Na decisão, o ministro também deu prazo de 48 horas para que a defesa do ex-presidente esclareça uma “possível desobediência à ordem judicial” e informe se Jair Bolsonaro tinha conhecimento da divulgação pública da carta. Além disso, Moraes determinou o envio do caso ao Ministério Público Eleitoral (MPE) para apurar se Flávio cometeu “propaganda eleitoral antecipada” por conta da carta conter “carga semântica equivalente a pedido explícito de voto”.
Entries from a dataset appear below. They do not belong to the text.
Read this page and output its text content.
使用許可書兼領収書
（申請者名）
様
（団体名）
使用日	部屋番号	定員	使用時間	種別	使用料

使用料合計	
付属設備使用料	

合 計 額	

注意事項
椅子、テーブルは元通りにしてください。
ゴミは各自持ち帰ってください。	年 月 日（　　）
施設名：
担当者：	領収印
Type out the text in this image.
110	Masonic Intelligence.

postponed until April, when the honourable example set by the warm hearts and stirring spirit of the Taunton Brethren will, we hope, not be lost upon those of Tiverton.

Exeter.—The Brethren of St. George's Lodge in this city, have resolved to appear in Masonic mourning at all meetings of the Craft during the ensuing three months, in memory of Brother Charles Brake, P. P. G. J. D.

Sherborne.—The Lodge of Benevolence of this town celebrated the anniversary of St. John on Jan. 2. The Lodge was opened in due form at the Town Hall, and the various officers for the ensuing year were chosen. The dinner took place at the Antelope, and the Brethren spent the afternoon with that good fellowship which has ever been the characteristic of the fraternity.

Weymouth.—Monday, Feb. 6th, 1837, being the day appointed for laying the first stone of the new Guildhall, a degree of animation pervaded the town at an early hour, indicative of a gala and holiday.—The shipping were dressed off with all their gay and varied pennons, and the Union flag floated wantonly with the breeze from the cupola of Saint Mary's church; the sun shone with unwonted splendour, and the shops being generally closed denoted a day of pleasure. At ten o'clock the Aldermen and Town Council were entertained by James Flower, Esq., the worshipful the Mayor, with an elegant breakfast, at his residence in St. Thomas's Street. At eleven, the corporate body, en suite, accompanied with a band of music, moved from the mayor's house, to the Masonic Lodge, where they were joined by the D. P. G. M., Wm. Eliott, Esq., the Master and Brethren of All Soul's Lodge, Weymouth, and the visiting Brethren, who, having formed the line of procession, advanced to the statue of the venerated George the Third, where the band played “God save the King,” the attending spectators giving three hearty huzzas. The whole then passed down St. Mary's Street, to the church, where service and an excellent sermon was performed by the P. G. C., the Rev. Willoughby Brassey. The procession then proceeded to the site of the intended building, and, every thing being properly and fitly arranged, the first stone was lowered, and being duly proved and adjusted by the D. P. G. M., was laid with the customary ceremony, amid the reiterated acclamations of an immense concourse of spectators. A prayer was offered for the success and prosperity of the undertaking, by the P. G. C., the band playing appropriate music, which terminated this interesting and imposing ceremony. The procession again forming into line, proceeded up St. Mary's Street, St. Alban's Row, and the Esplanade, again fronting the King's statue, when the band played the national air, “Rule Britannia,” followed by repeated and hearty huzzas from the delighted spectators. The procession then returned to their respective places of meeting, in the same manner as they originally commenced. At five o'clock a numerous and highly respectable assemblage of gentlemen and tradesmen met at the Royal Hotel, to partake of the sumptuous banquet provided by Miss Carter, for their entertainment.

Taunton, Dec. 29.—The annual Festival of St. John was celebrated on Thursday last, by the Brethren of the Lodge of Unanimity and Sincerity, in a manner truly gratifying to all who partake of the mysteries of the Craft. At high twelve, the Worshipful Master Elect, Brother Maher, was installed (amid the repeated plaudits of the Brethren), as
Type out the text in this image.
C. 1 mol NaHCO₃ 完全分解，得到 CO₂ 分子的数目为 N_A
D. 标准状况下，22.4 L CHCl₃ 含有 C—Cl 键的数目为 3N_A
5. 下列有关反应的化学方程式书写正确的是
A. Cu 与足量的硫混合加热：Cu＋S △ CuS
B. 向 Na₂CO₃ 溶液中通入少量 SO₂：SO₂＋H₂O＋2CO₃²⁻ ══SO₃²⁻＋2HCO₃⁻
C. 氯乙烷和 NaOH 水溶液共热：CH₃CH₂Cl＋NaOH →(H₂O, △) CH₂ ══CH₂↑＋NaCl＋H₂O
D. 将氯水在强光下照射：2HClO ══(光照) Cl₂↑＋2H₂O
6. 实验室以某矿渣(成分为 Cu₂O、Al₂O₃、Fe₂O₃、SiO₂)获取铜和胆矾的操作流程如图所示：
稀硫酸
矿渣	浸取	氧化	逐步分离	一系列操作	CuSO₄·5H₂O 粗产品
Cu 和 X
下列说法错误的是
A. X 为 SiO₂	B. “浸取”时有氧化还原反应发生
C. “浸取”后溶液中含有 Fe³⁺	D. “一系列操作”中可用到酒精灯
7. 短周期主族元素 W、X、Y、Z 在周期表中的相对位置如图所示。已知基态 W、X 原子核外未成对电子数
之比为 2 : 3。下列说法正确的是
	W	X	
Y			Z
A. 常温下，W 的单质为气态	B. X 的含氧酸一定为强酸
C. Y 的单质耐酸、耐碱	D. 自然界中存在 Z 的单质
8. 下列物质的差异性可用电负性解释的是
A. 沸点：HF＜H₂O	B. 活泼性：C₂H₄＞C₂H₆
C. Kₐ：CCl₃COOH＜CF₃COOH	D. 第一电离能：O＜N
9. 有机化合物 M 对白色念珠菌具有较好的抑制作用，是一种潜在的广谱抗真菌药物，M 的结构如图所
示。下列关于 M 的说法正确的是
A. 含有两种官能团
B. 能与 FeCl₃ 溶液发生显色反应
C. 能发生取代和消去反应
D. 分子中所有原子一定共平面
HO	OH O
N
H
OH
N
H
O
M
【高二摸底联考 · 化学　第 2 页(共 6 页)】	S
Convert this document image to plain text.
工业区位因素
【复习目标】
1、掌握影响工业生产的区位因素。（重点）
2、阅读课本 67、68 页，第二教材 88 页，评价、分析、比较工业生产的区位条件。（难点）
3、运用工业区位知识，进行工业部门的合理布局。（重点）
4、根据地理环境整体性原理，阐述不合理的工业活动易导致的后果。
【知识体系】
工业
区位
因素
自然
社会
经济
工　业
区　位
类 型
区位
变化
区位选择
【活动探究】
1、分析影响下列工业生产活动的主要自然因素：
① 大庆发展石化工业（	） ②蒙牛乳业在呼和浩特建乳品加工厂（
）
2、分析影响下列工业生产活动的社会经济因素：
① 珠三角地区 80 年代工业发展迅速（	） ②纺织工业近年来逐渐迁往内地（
“A afirmação de seu filho FLÁVIO NANTES BOLSONARO – ‘É imperdível, um recado muito importante que ele quer dar a toda a nossa nação’ – sugere que o sentenciado tinha plena ciência de que sua carta seria divulgada em redes sociais, o que, configuraria igualmente desrespeito a medida cautelar a que está submetido, devendo os fatos, portanto, serem esclarecidos pela Defesa” -trecho da decisão
A defesa do ex-presidente Jair Bolsonaro e o pré-candidato Flávio Bolsonaro ainda não se manifestaram sobre a decisão.